Namun jangan sampai menyerah.
Jadilah pelaku usaha yang optimis, bermental baja, dan mampu melihat setiap tantangan sebagai peluang untuk tumbuh,” imbuh Adi Cahyono yang kemudian mengajak peserta menyimak lagu “Jangan Menyerah” dari band D’Masiv sebagai penyemangat.
Digital Skil
Dalam pelatihan tersebut, peserta memperoleh berbagai materi yang relevan dengan kebutuhan usaha masa kini, mulai dari Social Media Marketing, Hard Selling dan Soft Selling, Personal Branding, Strategi Branding, Public Speaking, hingga berbagi pengalaman nyata melalui sesi True Story Bisnis.
Salah satu narasumber, Triawanda Tirta Aditya, praktisi digital marketing sekaligus Founder dan CEO Taggallery Agency, membagikan pengalaman dan strategi pemanfaatan media sosial sebagai sarana pengembangan usaha.
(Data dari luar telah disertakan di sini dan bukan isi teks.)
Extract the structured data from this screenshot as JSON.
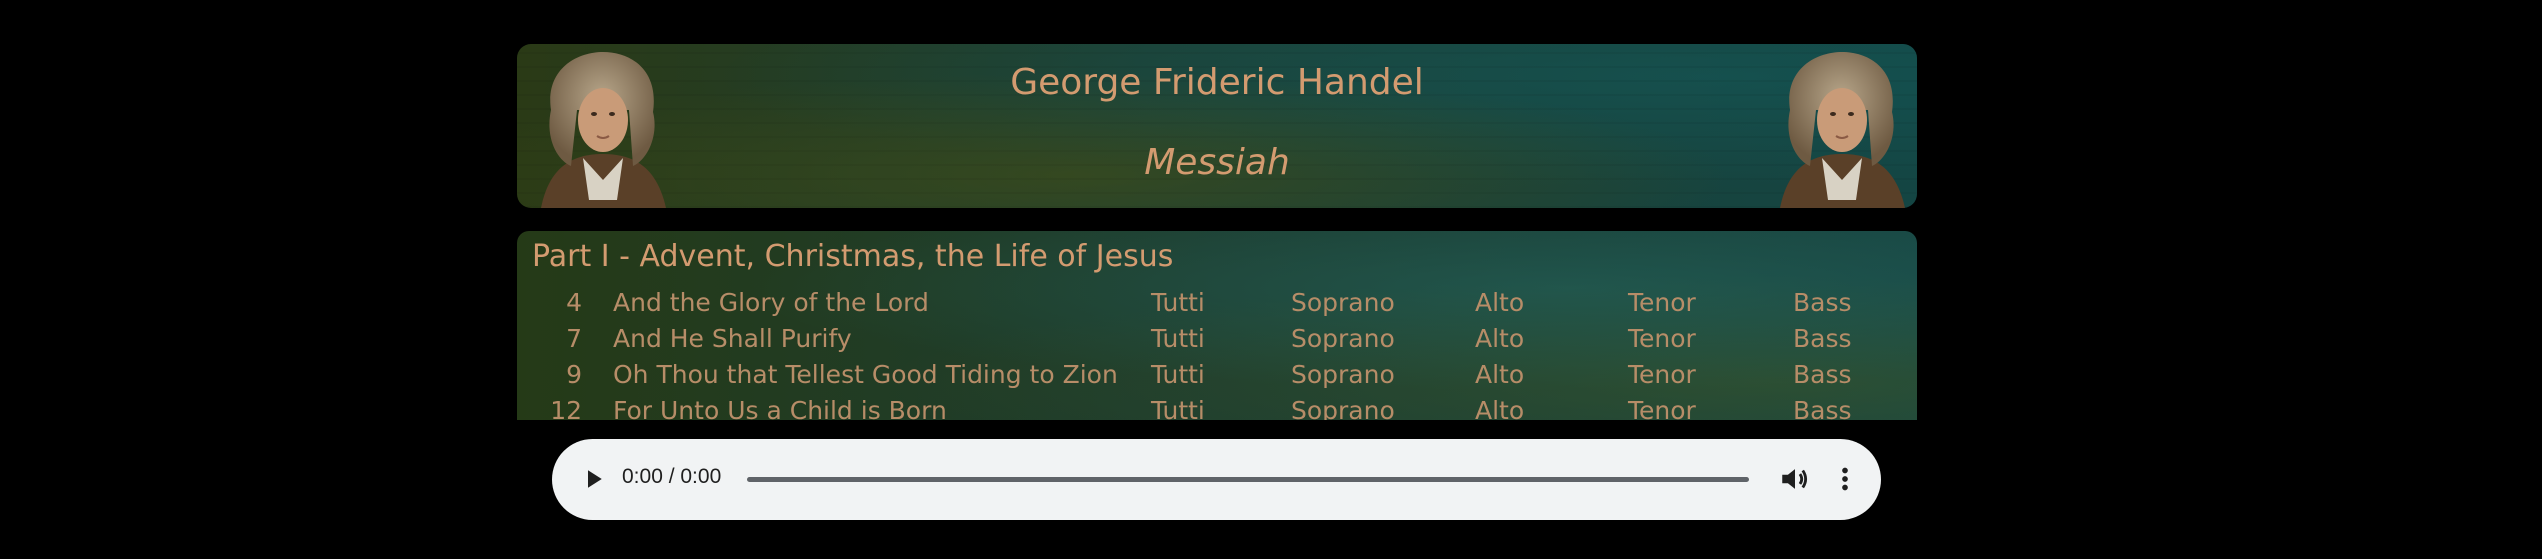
{
  "header": {
    "composer": "George Frideric Handel",
    "work": "Messiah",
    "portrait_icon": "composer-portrait"
  },
  "part": {
    "title": "Part I - Advent, Christmas, the Life of Jesus",
    "tracks": [
      {
        "number": "4",
        "title": "And the Glory of the Lord",
        "tutti": "Tutti",
        "soprano": "Soprano",
        "alto": "Alto",
        "tenor": "Tenor",
        "bass": "Bass"
      },
      {
        "number": "7",
        "title": "And He Shall Purify",
        "tutti": "Tutti",
        "soprano": "Soprano",
        "alto": "Alto",
        "tenor": "Tenor",
        "bass": "Bass"
      },
      {
        "number": "9",
        "title": "Oh Thou that Tellest Good Tiding to Zion",
        "tutti": "Tutti",
        "soprano": "Soprano",
        "alto": "Alto",
        "tenor": "Tenor",
        "bass": "Bass"
      },
      {
        "number": "12",
        "title": "For Unto Us a Child is Born",
        "tutti": "Tutti",
        "soprano": "Soprano",
        "alto": "Alto",
        "tenor": "Tenor",
        "bass": "Bass"
      }
    ]
  },
  "player": {
    "time": "0:00 / 0:00",
    "progress": 0,
    "play_icon": "play-icon",
    "volume_icon": "volume-icon",
    "menu_icon": "more-vert-icon"
  },
  "colors": {
    "text_accent": "#d39b70",
    "row_text": "#b78d68",
    "player_bg": "#f1f3f4"
  }
}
ia menjelaskan bahwa pelaku UMKM perlu memahami karakteristik setiap platform digital serta menyusun konten yang sesuai dengan tujuan pemasaran.
Menurutnya, setiap tahapan perjalanan konsumen atau marketing funnel membutuhkan jenis konten yang berbeda.
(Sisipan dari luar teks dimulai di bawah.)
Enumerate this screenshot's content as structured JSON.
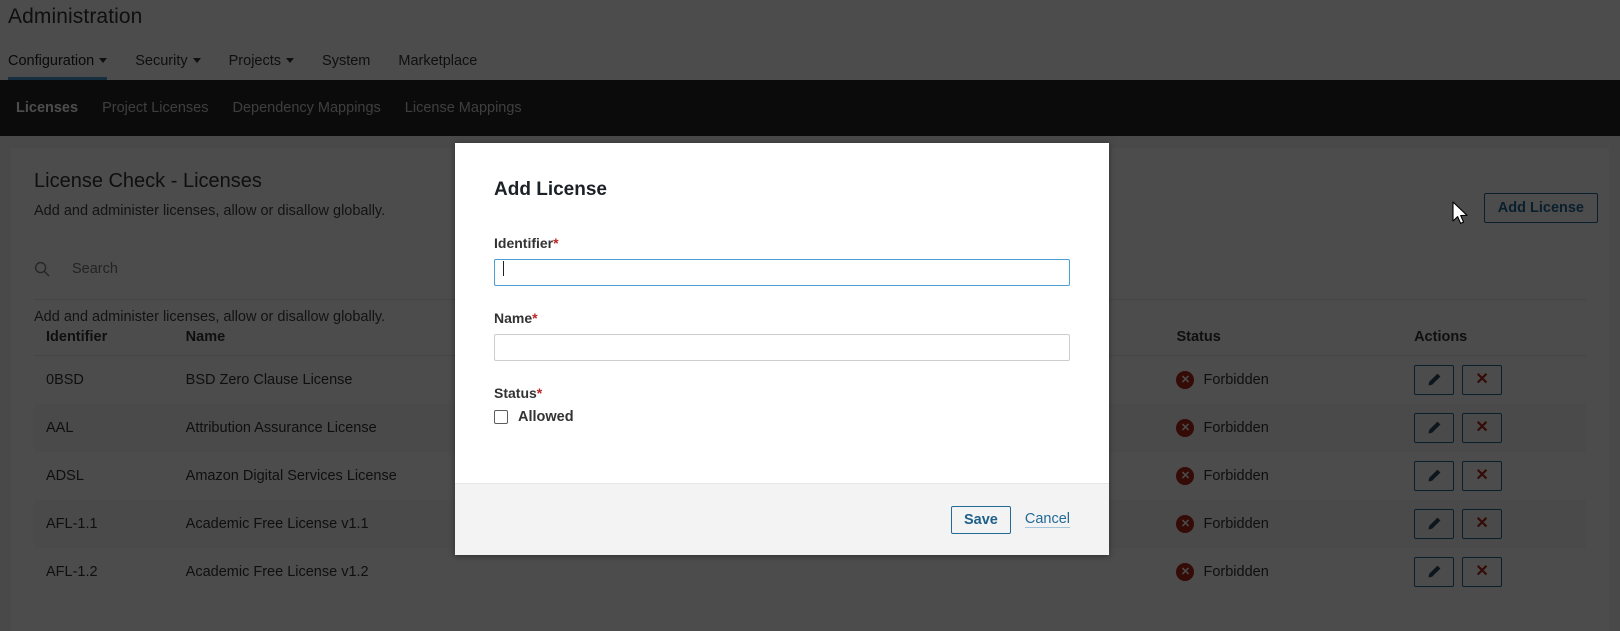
{
  "header": {
    "app_title": "Administration",
    "nav": [
      {
        "label": "Configuration",
        "has_caret": true,
        "active": true
      },
      {
        "label": "Security",
        "has_caret": true,
        "active": false
      },
      {
        "label": "Projects",
        "has_caret": true,
        "active": false
      },
      {
        "label": "System",
        "has_caret": false,
        "active": false
      },
      {
        "label": "Marketplace",
        "has_caret": false,
        "active": false
      }
    ]
  },
  "subnav": {
    "items": [
      {
        "label": "Licenses",
        "active": true
      },
      {
        "label": "Project Licenses",
        "active": false
      },
      {
        "label": "Dependency Mappings",
        "active": false
      },
      {
        "label": "License Mappings",
        "active": false
      }
    ]
  },
  "page": {
    "title": "License Check - Licenses",
    "subtitle": "Add and administer licenses, allow or disallow globally.",
    "add_button": "Add License",
    "table_caption": "Add and administer licenses, allow or disallow globally."
  },
  "search": {
    "placeholder": "Search",
    "value": "",
    "icon": "search-icon"
  },
  "table": {
    "columns": [
      "Identifier",
      "Name",
      "Status",
      "Actions"
    ],
    "rows": [
      {
        "identifier": "0BSD",
        "name": "BSD Zero Clause License",
        "status": "Forbidden"
      },
      {
        "identifier": "AAL",
        "name": "Attribution Assurance License",
        "status": "Forbidden"
      },
      {
        "identifier": "ADSL",
        "name": "Amazon Digital Services License",
        "status": "Forbidden"
      },
      {
        "identifier": "AFL-1.1",
        "name": "Academic Free License v1.1",
        "status": "Forbidden"
      },
      {
        "identifier": "AFL-1.2",
        "name": "Academic Free License v1.2",
        "status": "Forbidden"
      }
    ],
    "action_icons": [
      "pencil-icon",
      "delete-x-icon"
    ]
  },
  "modal": {
    "title": "Add License",
    "identifier_label": "Identifier",
    "identifier_value": "",
    "identifier_required": "*",
    "name_label": "Name",
    "name_value": "",
    "name_required": "*",
    "status_label": "Status",
    "status_required": "*",
    "allowed_label": "Allowed",
    "allowed_checked": false,
    "save_label": "Save",
    "cancel_label": "Cancel"
  },
  "colors": {
    "accent_blue": "#4b9fd5",
    "link_blue": "#236a97",
    "forbidden_red": "#b0251a",
    "required_red": "#bd2626",
    "subnav_dark": "#262626",
    "page_bg": "#f3f3f3"
  }
}
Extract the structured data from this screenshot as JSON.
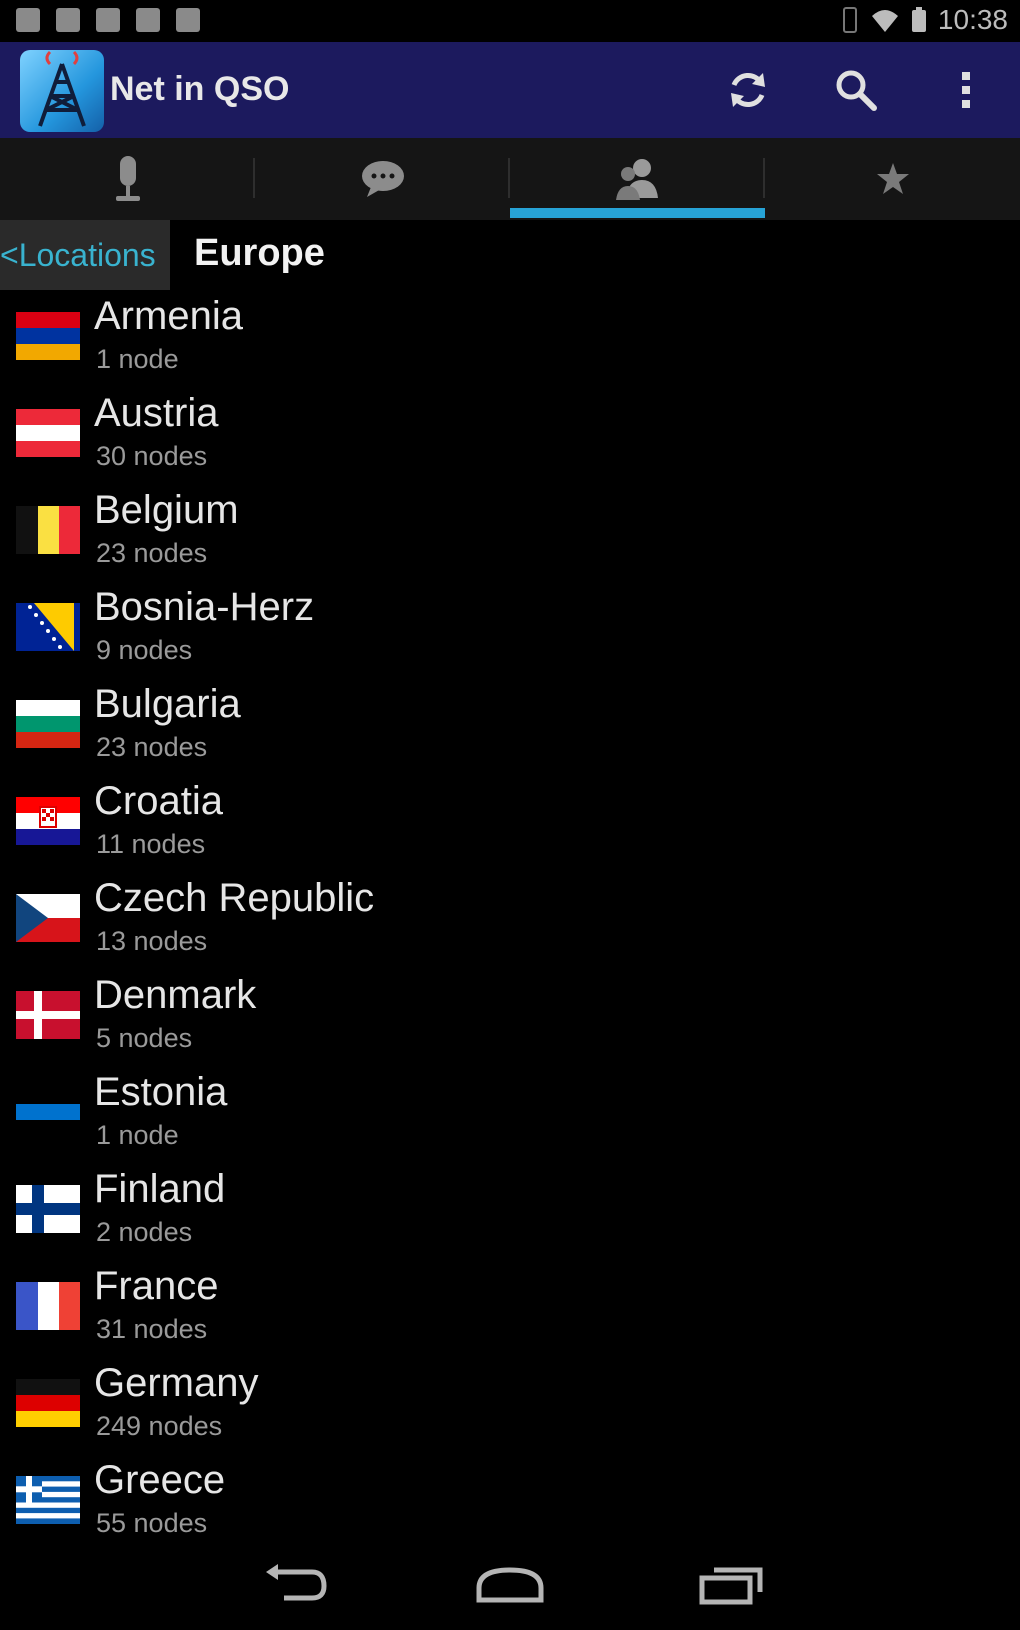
{
  "status_bar": {
    "time": "10:38"
  },
  "action_bar": {
    "title": "Net in QSO"
  },
  "tabs": [
    {
      "name": "tab-microphone",
      "icon": "microphone-icon",
      "active": false
    },
    {
      "name": "tab-chat",
      "icon": "chat-bubble-icon",
      "active": false
    },
    {
      "name": "tab-people",
      "icon": "people-icon",
      "active": true
    },
    {
      "name": "tab-favorites",
      "icon": "star-icon",
      "active": false
    }
  ],
  "breadcrumb": {
    "back_label": "<Locations",
    "current": "Europe"
  },
  "countries": [
    {
      "name": "Armenia",
      "count": "1 node"
    },
    {
      "name": "Austria",
      "count": "30 nodes"
    },
    {
      "name": "Belgium",
      "count": "23 nodes"
    },
    {
      "name": "Bosnia-Herz",
      "count": "9 nodes"
    },
    {
      "name": "Bulgaria",
      "count": "23 nodes"
    },
    {
      "name": "Croatia",
      "count": "11 nodes"
    },
    {
      "name": "Czech Republic",
      "count": "13 nodes"
    },
    {
      "name": "Denmark",
      "count": "5 nodes"
    },
    {
      "name": "Estonia",
      "count": "1 node"
    },
    {
      "name": "Finland",
      "count": "2 nodes"
    },
    {
      "name": "France",
      "count": "31 nodes"
    },
    {
      "name": "Germany",
      "count": "249 nodes"
    },
    {
      "name": "Greece",
      "count": "55 nodes"
    }
  ],
  "colors": {
    "action_bar": "#1c1a5e",
    "tab_indicator": "#27a3d6",
    "breadcrumb_link": "#39b3cf"
  }
}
Triawanda juga menekankan pentingnya membangun personal branding dan identitas usaha yang kuat agar produk lebih mudah dikenal masyarakat.
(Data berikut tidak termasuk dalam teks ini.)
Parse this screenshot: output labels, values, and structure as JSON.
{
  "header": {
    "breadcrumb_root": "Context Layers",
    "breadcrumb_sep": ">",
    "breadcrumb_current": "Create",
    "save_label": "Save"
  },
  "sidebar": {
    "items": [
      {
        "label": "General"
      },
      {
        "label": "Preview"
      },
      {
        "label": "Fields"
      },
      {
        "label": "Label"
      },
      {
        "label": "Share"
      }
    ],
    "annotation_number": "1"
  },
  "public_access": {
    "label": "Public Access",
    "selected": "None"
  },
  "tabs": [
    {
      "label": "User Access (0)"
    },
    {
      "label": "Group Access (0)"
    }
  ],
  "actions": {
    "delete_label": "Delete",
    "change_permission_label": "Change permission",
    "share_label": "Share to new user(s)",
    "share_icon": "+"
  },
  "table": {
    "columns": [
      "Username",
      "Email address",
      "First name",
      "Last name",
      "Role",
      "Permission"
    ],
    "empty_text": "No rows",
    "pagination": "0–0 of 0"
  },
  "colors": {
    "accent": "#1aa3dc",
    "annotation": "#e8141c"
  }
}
Selain itu, peserta diajak memahami perbedaan pendekatan hard selling dan soft selling, serta bagaimana memanfaatkan media sosial untuk meningkatkan jangkauan pasar dan peluang penjualan.
“Semakin banyak audiens yang berhasil dijangkau dan menjadi pengikut akun usaha, semakin besar pula peluang usaha untuk berkembang.
Namun yang terpenting adalah membangun kepercayaan dan hubungan yang baik dengan pelanggan,” ujarnya.
Sementara itu, narasumber Mulyo Budi Setiawan (dosen dan praktisi dari Semarang) memberikan materi mengenai keterampilan public speaking yang dinilai penting bagi pelaku usaha.
Kemampuan berbicara di depan publik, menyampaikan ide, menawarkan produk, hingga membangun jejaring bisnis menjadi salah satu modal penting dalam mengembangkan usaha.
Dalam sesinya, peserta dibekali teknik dasar komunikasi yang efektif, cara membangun kepercayaan diri saat berbicara, serta strategi menyampaikan pesan yang jelas dan meyakinkan kepada calon pelanggan maupun mitra usaha.
Para pelaku usaha pun mengikuti dengan penuh semangat.
Mereka berasal dari latar belakang pengusaha kecil dan UMKM rintisan, dengan bidang usaha antara lain: konveksi, laundry, catering, fotografi, dan industri kreatif lainnya.